Tuesday 27 October 2009

Law and ethic - confidentiality

Secret or confidentiality is an obligation for many professionals: lawyers, doctors, journalists etc. They can be sued if they reveal to public any information that has the necessary quality of confidence. However, many people have committed breaches of confidence, like Claude Gubler.

Claude Gubler was Francois Mitterrand's doctor, therefore he was entitled to a total confidentiality concerning his patients.
On the 16th January, 1996, eight days after the former president died, Claude Gubler published a book, Le grand secret, in which he revealed that from 1981 to 1996, false health reports were published in order to hide Mitterrand's cancer to the public. he also denounced the fact that from 1994, F. Mitterrand was no longer able to govern because of his illness.

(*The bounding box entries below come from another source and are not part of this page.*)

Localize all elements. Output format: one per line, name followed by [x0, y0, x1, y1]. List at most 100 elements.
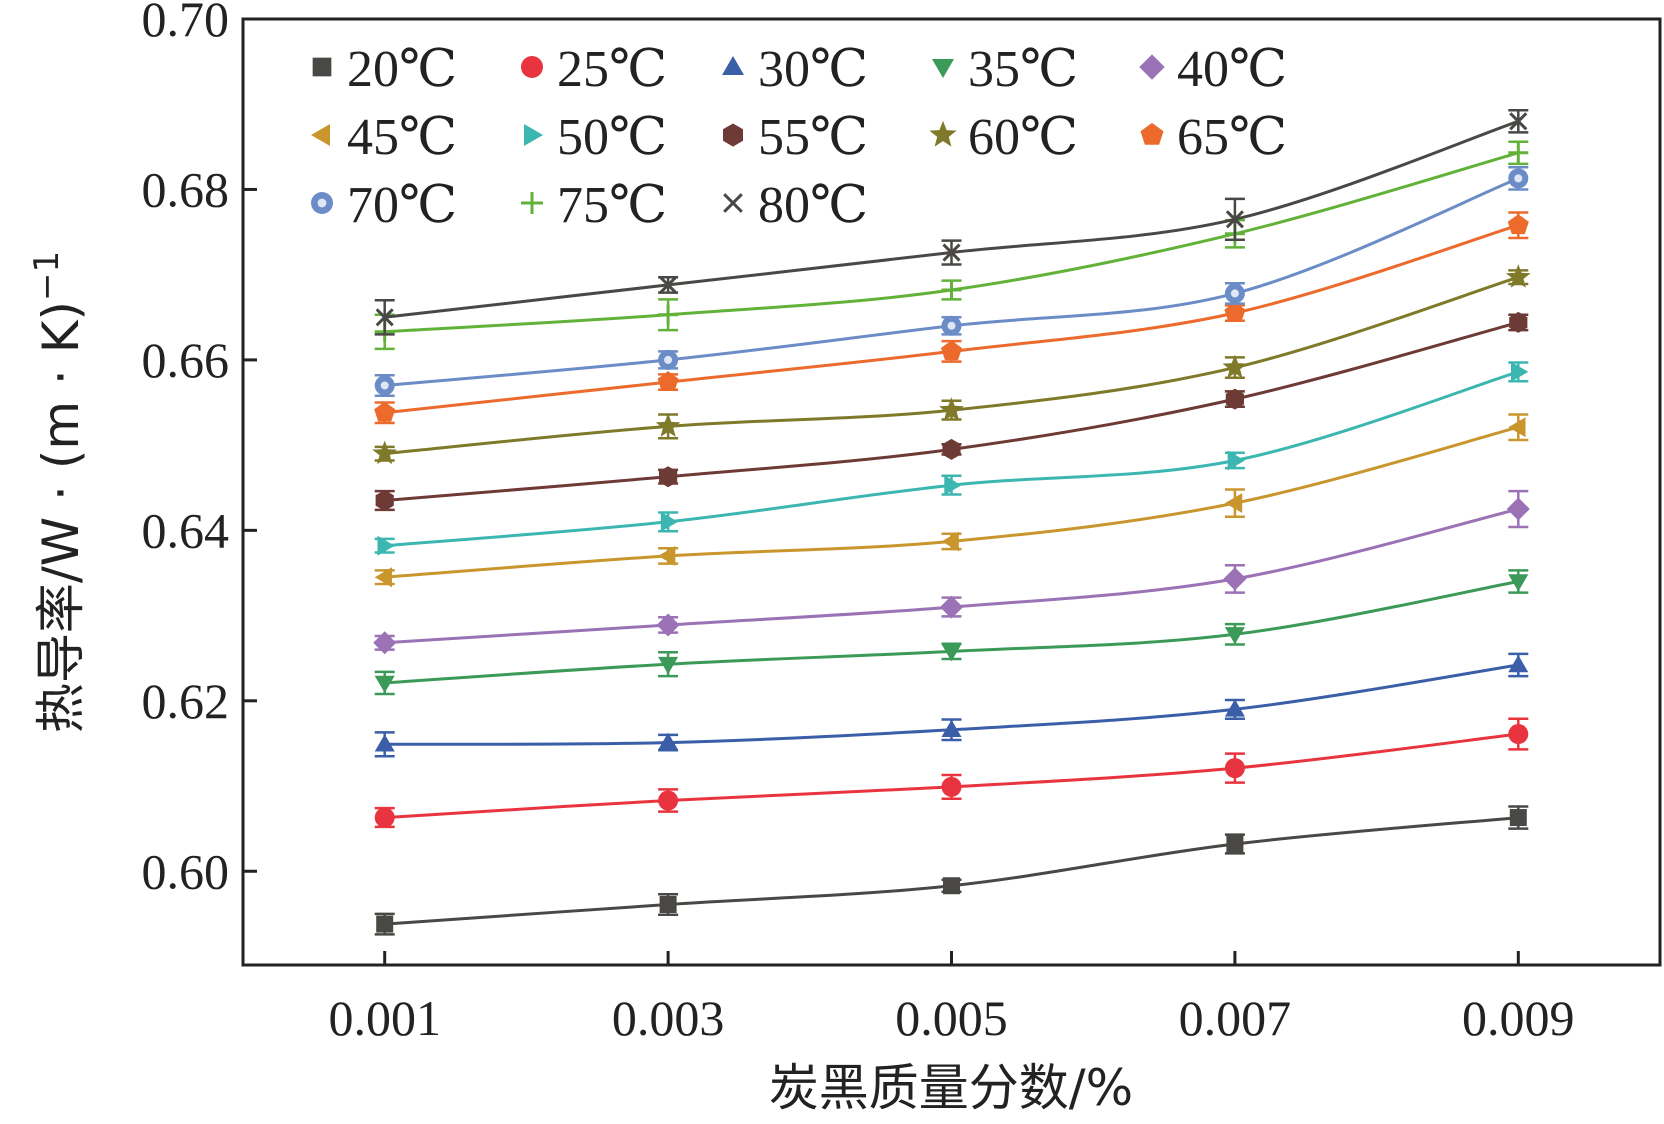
legend-label: 25℃ [557, 41, 667, 98]
data-point [658, 732, 679, 750]
legend: 20℃ 25℃ 30℃ 35℃ 40℃ 45℃ 50℃ 55℃ 60℃ 65℃ 70℃ 75℃ 80℃ [311, 41, 1287, 234]
data-point [1223, 567, 1247, 591]
legend-label: 75℃ [557, 177, 667, 234]
legend-label: 45℃ [347, 109, 457, 166]
data-point [1508, 168, 1529, 189]
data-point [1509, 809, 1527, 827]
series-80℃ [374, 108, 1529, 336]
data-point-center [380, 381, 389, 390]
series-40℃ [373, 489, 1530, 655]
data-point [373, 631, 397, 655]
y-tick-label: 0.70 [142, 0, 230, 47]
y-tick-label: 0.68 [142, 161, 230, 217]
legend-item: 80℃ [723, 177, 868, 234]
x-tick-label: 0.007 [1179, 990, 1292, 1046]
y-tick-label: 0.66 [142, 332, 230, 388]
data-point [1222, 354, 1248, 379]
data-point [1505, 264, 1531, 288]
axis-layer: 0.60 0.62 0.64 0.66 0.68 0.70 0.001 0.003 0.005 0… [142, 0, 1575, 1046]
legend-label: 80℃ [758, 177, 868, 234]
data-point [941, 719, 962, 737]
legend-item: 45℃ [311, 109, 457, 166]
legend-marker [521, 192, 543, 214]
data-point [941, 531, 959, 552]
data-point-center [947, 321, 956, 330]
data-point [942, 243, 961, 262]
data-point [374, 807, 395, 828]
legend-item: 60℃ [929, 109, 1078, 166]
data-point [377, 535, 395, 556]
legend-item: 30℃ [722, 41, 868, 98]
legend-item: 65℃ [1140, 109, 1287, 166]
data-point [1507, 214, 1529, 235]
legend-label: 20℃ [347, 41, 457, 98]
data-point [374, 567, 392, 588]
data-point [1225, 210, 1244, 229]
y-axis-label-exponent: −1 [27, 251, 67, 301]
data-point [1509, 112, 1528, 131]
data-point [1508, 724, 1529, 745]
legend-label: 65℃ [1177, 109, 1287, 166]
data-point [376, 915, 394, 933]
data-point [941, 280, 962, 301]
data-point [940, 595, 963, 619]
data-point [1224, 283, 1245, 304]
legend-marker [521, 56, 543, 78]
legend-label: 55℃ [758, 109, 868, 166]
x-tick-label: 0.001 [328, 990, 441, 1046]
series-50℃ [374, 361, 1529, 556]
legend-marker [1139, 54, 1165, 80]
series-65℃ [374, 211, 1529, 425]
y-tick-label: 0.60 [142, 843, 230, 899]
legend-marker [1140, 122, 1164, 145]
data-point [658, 656, 679, 675]
data-point [1508, 142, 1529, 163]
data-point-center [1514, 174, 1523, 183]
legend-marker [722, 56, 744, 75]
data-point [1224, 627, 1245, 645]
data-point [941, 315, 962, 336]
legend-label: 60℃ [968, 109, 1078, 166]
y-tick-label: 0.62 [142, 673, 230, 729]
data-point [1224, 758, 1245, 779]
data-point [374, 675, 395, 693]
legend-marker [723, 193, 743, 213]
data-point [659, 466, 678, 488]
series-30℃ [374, 652, 1529, 758]
series-35℃ [374, 569, 1529, 696]
legend-marker-center [317, 198, 327, 208]
data-point [659, 895, 677, 913]
data-point [372, 440, 398, 465]
data-point [1509, 311, 1528, 333]
x-tick-label: 0.005 [895, 990, 1008, 1046]
series-70℃ [374, 166, 1529, 397]
data-point [1508, 574, 1529, 592]
x-axis-label: 炭黑质量分数/% [769, 1059, 1133, 1117]
data-point [1227, 450, 1245, 471]
data-point [1508, 655, 1529, 673]
series-45℃ [374, 413, 1529, 588]
y-axis-label-main: 热导率/W · (m · K) [32, 301, 90, 733]
data-point [941, 644, 962, 662]
data-point [374, 734, 395, 752]
legend-marker [723, 123, 743, 147]
legend-label: 70℃ [347, 177, 457, 234]
data-point [1506, 497, 1530, 521]
data-point [1508, 417, 1526, 438]
legend-marker [312, 57, 332, 77]
data-point [1224, 699, 1245, 717]
legend-label: 40℃ [1177, 41, 1287, 98]
legend-marker [311, 124, 330, 146]
legend-item: 70℃ [311, 177, 457, 234]
data-point-center [664, 355, 673, 364]
data-point [658, 546, 676, 566]
legend-item: 20℃ [312, 41, 457, 98]
series-55℃ [374, 311, 1529, 512]
data-point [659, 275, 678, 294]
data-point [1224, 493, 1243, 513]
data-point [1226, 835, 1244, 853]
data-point [374, 401, 396, 422]
legend-label: 50℃ [557, 109, 667, 166]
data-point [1224, 302, 1246, 322]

Two days after the book was published, Mitterrand's family managed to get an injunction preventing further sales of the book. After a court case Gubler was prosecuted for violating medical secrecy and received a suspended 4 month jail sentence. He was ordered to pay damages of 340 000 francs (approximately £34,000) and was also struck off the medical register preventing him from practising medicine.


In May 2004, the European court of human rights condemned the judgment of the French court over this case. They decided that the injunction against the book should have been lifted after a few months in the name of freedom of speech. Following this decision, the book was re-published in February 2005.